I should’ve read the introduction to this cake before making it, because it was so addicting! Why did I read the intro after I ate almost most of the cake!? It was so good! My tongue loved it! Haha, but my diet didn’t.. anyways.. Thanks so much! Ever recipe I tried from your website is good!
Oh my, chocolate lovers, this is for you. This is a wonderful dessert. It’s so rich and delicious served warm. I will definitely be making this often. Everyone loved it. I am sad I forgot the ice cream (would have done a last minute run but it was Sunday) so we had it with whipped cream. Big fans on this one, Mel. It’s so easy too. I think since there’s not two sticks of butter that means its ok if I have seconds….and thirds. Thanks, Mel, for recommending this one to me. I might not have tried it but I love it…so does my husband. My mom, who is off sugar, was standing nearby, and my husband said, “this is disgusting” as he heaped his plate again with this divine cake. Make this….it’s heavenly!
I am making this tonught for my birthday and can’t wait. I discovered your blog around Easter while looking for a good carrot cake recipe. Since then, I have made at least ten of your recipes and all have been amazing. My husband thanks you too, as he is eating really well since you revitalized my cooking!
I found your blog a few days ago and have several recipes bookmarked to try! This one I tried last night and it was amazing! We had friends over for dinner and there wasn’t a scrap of it left. Even the bowl was licked clean
We had ice cream and raspberries with it. Thanks for sharing
LOL, I was just thinking about this recipe today… I really was. I was debating between this and the slow cooker peanut butter one. Hee, I LOVE this and make it often! I’ve also put whipped cream and strawberries with it.

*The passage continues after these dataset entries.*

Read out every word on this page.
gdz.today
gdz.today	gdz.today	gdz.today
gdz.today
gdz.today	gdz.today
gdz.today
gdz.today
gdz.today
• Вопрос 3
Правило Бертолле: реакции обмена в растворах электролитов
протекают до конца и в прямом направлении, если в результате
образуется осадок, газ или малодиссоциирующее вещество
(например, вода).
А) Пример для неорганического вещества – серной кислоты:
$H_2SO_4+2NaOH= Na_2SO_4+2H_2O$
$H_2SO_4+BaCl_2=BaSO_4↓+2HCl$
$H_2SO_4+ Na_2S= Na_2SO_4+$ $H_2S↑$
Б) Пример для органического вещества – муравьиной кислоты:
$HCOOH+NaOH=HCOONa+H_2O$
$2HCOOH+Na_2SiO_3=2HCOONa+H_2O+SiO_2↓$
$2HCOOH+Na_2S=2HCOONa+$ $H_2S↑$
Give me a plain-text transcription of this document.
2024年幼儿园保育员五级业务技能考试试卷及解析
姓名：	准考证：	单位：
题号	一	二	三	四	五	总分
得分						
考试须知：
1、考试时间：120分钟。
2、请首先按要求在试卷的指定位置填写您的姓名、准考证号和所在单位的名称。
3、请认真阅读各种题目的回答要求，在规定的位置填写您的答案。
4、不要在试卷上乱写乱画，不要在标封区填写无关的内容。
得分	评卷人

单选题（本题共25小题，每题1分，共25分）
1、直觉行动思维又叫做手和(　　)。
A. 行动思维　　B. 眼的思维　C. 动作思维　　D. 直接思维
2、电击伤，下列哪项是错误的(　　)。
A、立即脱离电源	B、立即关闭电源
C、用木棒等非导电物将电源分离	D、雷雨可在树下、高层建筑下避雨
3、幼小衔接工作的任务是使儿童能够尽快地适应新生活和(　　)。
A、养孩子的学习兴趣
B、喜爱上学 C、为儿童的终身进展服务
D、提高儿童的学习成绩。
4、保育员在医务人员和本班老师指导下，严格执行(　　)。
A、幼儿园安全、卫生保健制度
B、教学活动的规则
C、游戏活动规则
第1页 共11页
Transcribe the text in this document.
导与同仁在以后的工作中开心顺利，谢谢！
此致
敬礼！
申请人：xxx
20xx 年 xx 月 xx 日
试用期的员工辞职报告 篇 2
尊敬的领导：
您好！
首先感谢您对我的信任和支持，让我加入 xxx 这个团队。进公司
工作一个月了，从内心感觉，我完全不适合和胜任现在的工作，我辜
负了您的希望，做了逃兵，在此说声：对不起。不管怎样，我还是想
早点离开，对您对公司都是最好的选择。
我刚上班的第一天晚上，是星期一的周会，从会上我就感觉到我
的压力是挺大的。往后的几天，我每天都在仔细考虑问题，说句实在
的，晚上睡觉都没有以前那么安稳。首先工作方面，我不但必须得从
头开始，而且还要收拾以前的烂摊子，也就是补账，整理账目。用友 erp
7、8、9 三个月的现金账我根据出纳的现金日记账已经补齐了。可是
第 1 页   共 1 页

This is probably a silly question, but I’m pretty sure that I only have 9×9 pans. Is it okay to make in a 9×9? Should I decrease the time slightly? It seems like it should be worth investing in an 8×8, since most recipes I’ve seen call for one, I just have so many other things I’ve prioritized above more kitchen gadgets.
Hi Diane – sure, you could make this in a 9X9 but I would cut the baking time by 5-7 minutes (definitely check and add more if needed) because you don’t want to lose that pudding layer. The entire cake, pudding and all, will be a bit thinner but that shouldn’t matter if it’s baked just right.
I loved this! However, some of my non dark chocolate loving family members did not. Do you think I could sub milk chocolate chips for semi sweet next time I make this? Thanks so much!
Olivia – sure, you could try it (in the meantime, I’ll cry buckets of tears over those who can’t stomach dark chocolate…)
Haha you crack me up! Thank you so much for your glorious recipes and fast replies
I grew up having this cake for dessert on special occasions at my grandmother’s house. She called this “Nanny’s fudge surprise cake”. I thought we were the only ones who had ever been blessed with this recipe! Now I need to go make it for for my family tonight. Thanks for the memories!